I'm most familiar with Sufism, Islamic science, and some of the writings of Traditionalists. Of course a mystical worldview is not exclusive to Sufism, but is found (with varied interpretations) in many other spiritual traditions. Having said that, I propose that Sufism might have some unique and very useful insights toward discovering a new, more holistic epistemology.

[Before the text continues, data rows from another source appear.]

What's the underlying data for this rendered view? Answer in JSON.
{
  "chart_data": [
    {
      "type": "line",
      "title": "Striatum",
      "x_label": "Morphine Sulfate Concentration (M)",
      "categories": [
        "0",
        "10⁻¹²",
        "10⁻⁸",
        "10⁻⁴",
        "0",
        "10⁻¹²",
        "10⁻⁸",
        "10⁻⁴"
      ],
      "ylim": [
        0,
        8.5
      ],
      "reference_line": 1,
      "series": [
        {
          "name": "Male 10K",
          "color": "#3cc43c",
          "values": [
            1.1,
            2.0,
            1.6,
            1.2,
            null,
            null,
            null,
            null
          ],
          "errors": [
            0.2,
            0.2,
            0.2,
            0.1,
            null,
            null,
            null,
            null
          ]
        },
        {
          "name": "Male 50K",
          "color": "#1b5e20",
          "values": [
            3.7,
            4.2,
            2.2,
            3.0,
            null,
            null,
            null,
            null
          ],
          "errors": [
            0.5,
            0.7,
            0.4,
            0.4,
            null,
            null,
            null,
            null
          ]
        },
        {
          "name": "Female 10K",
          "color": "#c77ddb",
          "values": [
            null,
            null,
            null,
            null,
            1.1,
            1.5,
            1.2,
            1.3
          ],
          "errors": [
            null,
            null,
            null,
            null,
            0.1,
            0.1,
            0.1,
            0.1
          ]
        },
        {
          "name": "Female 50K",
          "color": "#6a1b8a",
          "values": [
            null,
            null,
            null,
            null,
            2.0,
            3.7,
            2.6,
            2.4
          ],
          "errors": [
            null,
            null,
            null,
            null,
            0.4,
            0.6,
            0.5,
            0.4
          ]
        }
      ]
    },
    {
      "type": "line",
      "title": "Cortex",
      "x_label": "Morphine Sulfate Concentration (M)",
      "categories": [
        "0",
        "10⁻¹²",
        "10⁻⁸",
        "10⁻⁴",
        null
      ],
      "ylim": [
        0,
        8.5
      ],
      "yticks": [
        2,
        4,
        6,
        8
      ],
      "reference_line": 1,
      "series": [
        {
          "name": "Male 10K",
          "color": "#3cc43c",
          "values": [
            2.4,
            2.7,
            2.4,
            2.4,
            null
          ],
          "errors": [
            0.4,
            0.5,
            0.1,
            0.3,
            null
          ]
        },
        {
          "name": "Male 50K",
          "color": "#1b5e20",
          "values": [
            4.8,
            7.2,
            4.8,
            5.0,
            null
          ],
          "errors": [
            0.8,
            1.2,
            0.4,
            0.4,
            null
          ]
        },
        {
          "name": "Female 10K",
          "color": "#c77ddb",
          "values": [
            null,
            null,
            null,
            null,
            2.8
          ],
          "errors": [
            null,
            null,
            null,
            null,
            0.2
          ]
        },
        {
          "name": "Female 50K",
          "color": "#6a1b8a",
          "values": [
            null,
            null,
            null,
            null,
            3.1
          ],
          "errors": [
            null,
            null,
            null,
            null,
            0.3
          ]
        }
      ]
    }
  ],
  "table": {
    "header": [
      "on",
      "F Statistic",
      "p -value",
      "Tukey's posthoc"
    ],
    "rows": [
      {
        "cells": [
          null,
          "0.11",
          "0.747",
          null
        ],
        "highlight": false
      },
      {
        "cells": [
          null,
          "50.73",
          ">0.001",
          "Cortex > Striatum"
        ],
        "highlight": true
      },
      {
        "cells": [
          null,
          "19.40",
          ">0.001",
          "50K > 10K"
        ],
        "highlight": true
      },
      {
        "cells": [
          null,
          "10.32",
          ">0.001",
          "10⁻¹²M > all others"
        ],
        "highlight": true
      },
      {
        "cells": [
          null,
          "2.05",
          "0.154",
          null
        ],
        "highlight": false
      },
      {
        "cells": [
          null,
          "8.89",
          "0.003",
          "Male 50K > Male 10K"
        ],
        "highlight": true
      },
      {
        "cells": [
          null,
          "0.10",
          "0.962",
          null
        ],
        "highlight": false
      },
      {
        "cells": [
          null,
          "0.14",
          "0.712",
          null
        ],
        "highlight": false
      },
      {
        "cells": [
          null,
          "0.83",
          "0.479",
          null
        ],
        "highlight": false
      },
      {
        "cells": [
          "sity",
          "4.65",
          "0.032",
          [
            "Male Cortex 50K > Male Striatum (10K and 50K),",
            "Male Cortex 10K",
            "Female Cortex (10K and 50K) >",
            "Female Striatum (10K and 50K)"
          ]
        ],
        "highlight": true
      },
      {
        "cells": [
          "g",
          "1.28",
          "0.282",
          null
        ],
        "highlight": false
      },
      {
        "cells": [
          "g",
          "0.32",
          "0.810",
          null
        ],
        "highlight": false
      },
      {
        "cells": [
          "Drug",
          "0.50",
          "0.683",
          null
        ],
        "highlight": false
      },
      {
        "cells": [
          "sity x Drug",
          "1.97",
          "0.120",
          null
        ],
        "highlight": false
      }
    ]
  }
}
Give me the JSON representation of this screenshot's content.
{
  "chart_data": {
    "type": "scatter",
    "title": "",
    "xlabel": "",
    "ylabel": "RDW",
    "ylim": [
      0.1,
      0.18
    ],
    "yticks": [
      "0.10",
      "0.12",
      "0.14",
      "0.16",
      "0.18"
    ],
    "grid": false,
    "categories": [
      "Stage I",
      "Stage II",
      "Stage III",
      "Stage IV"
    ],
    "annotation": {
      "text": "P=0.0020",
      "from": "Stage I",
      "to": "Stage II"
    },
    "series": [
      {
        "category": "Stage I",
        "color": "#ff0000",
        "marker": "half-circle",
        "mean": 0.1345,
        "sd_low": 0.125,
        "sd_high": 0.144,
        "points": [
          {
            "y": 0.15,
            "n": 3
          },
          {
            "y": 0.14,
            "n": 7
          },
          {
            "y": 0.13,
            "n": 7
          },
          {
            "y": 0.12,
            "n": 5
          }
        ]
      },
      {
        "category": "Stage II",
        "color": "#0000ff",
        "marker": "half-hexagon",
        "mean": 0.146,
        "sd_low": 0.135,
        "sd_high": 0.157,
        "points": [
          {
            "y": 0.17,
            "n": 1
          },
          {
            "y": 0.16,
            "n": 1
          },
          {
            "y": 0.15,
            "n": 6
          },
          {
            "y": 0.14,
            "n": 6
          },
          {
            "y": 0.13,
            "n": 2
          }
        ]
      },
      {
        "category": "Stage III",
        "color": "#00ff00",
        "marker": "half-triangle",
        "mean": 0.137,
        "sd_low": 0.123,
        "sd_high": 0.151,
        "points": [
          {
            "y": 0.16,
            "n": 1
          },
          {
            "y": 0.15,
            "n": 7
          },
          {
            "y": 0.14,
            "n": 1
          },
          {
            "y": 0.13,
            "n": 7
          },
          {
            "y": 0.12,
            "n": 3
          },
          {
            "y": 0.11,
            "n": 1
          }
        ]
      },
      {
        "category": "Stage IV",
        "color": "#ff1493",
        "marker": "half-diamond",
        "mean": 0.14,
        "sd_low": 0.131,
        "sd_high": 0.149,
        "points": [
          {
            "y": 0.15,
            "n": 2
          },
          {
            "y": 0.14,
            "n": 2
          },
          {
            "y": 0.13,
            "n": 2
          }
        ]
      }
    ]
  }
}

Relative to this topic, my range of interests include:
  • perennial philosophy
  • integral philosophy
  • traditionalism
  • trans-rational ways of knowing
  • inner epistemology
  • symbolism, including the role of the Divine Sophia
  • Sufism and its practical implications
  • Islamic science (especially the principle of tawhid and its potential value to Western research practice)
  • new, more encompassing research methods for Western science. In particular, I'm interested in methods that finally correlate with the findings of quantum physics...that take one beyond the ordinary epistemological confines of self, time and space
  • further investigations into the new research paradigm and method proposed in my dissertation...what I currently call "Receptive Inquiry"
  • contributing to discussions about reuniting science and spirituality

In this blog I will submit articles, anecdotal stories, and other miscellaneous ruminations.

If you also feel a passion for any of the topics I've outlined here, you are cordially invited into the discussion!